My problem is not with idea of lower class Brits complaining that the bosses flew first class and wouldn't pay for the workers to do the same (even though in reality, such complaints are extremely rare in the country that likes to think it invented the class system - of course the bosses fly first class, and who'd want to be stuck for hours with that bunch of upper-class twits anyway?).

It's that there is absolutely no way they would have referred to themselves as "travelling coach", which is an Americanism I have never heard a British person use.
 

Just recently watched Blue Eyed Samurai on Netflix. I really enjoyed it except:

2 issues:

1. The scenery is beautiful. I’m not sure if they choice of doing it winter was a stylistic choice but, guess what? In winter, it’s cold.

You can’t walk around in sandals and not wear gloves. Oh yeah, and plunging in icy water is, generally, a death sentence. I get that this is common in a lot of shows (no toques in the tundra?) but there was nothing in the series that needed it to take place in the winter. The action could have been EXACTLY the same and it would have worked fine in any other season.

2. The whole show is predicated on the fact that this warrior is a Super Amazing swordsman. The Blue eyed samurai watched a lot of Masters practice their secret techniques and managed to become an expert by mimicking those techniques. Without a teacher. Just hard work and practice and, somehow, replicating those techniques from memory.
 

payn

He'll flip ya...Flip ya for real...
There is a scene in The Devil's Advocate with Keanu Reeves that makes me laugh. I recall Keanu stepping out onto a balcony. The background is the most phoney baloney city scape I have ever scene in a film. I thought to myself, "man, if I was the director I would do everything possible to avoid directing attention to that crappy phoeny background". As soon as I completed that thought, Keanu's next line is, "whoa, what a great view"
 

Dioltach

Legend
In Bones, one of the characters, Hodgins, is mega-rich. As in, one of the richest people in the world. When the psycho serial killer needs a diversion to help him escape, he steals Hodgins's wealth. Just by hacking into his account. They sit and watch as his money drains away, and he's left with only a few million, from the billions and billions his family had acquired.

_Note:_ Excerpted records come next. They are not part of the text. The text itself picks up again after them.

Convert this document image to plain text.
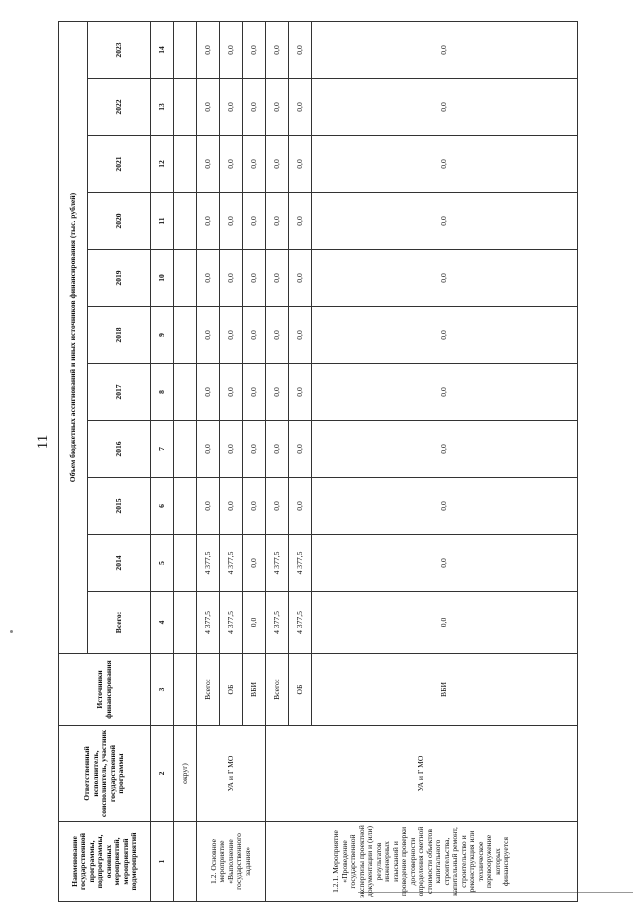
11
Наименование государственной программы, подпрограммы, основных мероприятий, мероприятий подмероприятий	Ответственный исполнитель, соисполнитель, участник государственной программы	Источники финансирования	Объем бюджетных ассигнований и иных источников финансирования (тыс. рублей)										
			Всего:	2014	2015	2016	2017	2018	2019	2020	2021	2022	2023
1	2	3	4	5	6	7	8	9	10	11	12	13	14
	округ)												
1.2. Основное мероприятие «Выполнение государственного задания»	УА и Г МО	Всего:	4 377,5	4 377,5	0,0	0,0	0,0	0,0	0,0	0,0	0,0	0,0	0,0
		ОБ	4 377,5	4 377,5	0,0	0,0	0,0	0,0	0,0	0,0	0,0	0,0	0,0
		ВБИ	0,0	0,0	0,0	0,0	0,0	0,0	0,0	0,0	0,0	0,0	0,0
1.2.1. Мероприятие «Проведение государственной экспертизы проектной документации и (или) результатов инженерных изысканий и проведение проверки достоверности определения сметной стоимости объектов капитального строительства, капитальный ремонт, строительство и реконструкция или техническое перевооружение которых финансируется	УА и Г МО	Всего:	4 377,5	4 377,5	0,0	0,0	0,0	0,0	0,0	0,0	0,0	0,0	0,0
		ОБ	4 377,5	4 377,5	0,0	0,0	0,0	0,0	0,0	0,0	0,0	0,0	0,0
		ВБИ	0,0	0,0	0,0	0,0	0,0	0,0	0,0	0,0	0,0	0,0	0,0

There's no explanation for why all that wealth is sitting in a bank account, not held in property or bonds or registered stock or art or jewellery, or otherwise properly invested and managed. Also no explanation for why the bank can't simply reverse a clearly fraudulent transaction.
 

Ryujin

Legend
In Bones, one of the characters, Hodgins, is mega-rich. As in, one of the richest people in the world. When the psycho serial killer needs a diversion to help him escape, he steals Hodgins's wealth. Just by hacking into his account. They sit and watch as his money drains away, and he's left with only a few million, from the billions and billions his family had acquired.

There's no explanation for why all that wealth is sitting in a bank account, not held in property or bonds or registered stock or art or jewellery, or otherwise properly invested and managed. Also no explanation for why the bank can't simply reverse a clearly fraudulent transaction.
I think FDIC only covers something like $250K. Probably the least of the issues but anyone with even $1M in the bank would be dumb to not better protect their assets.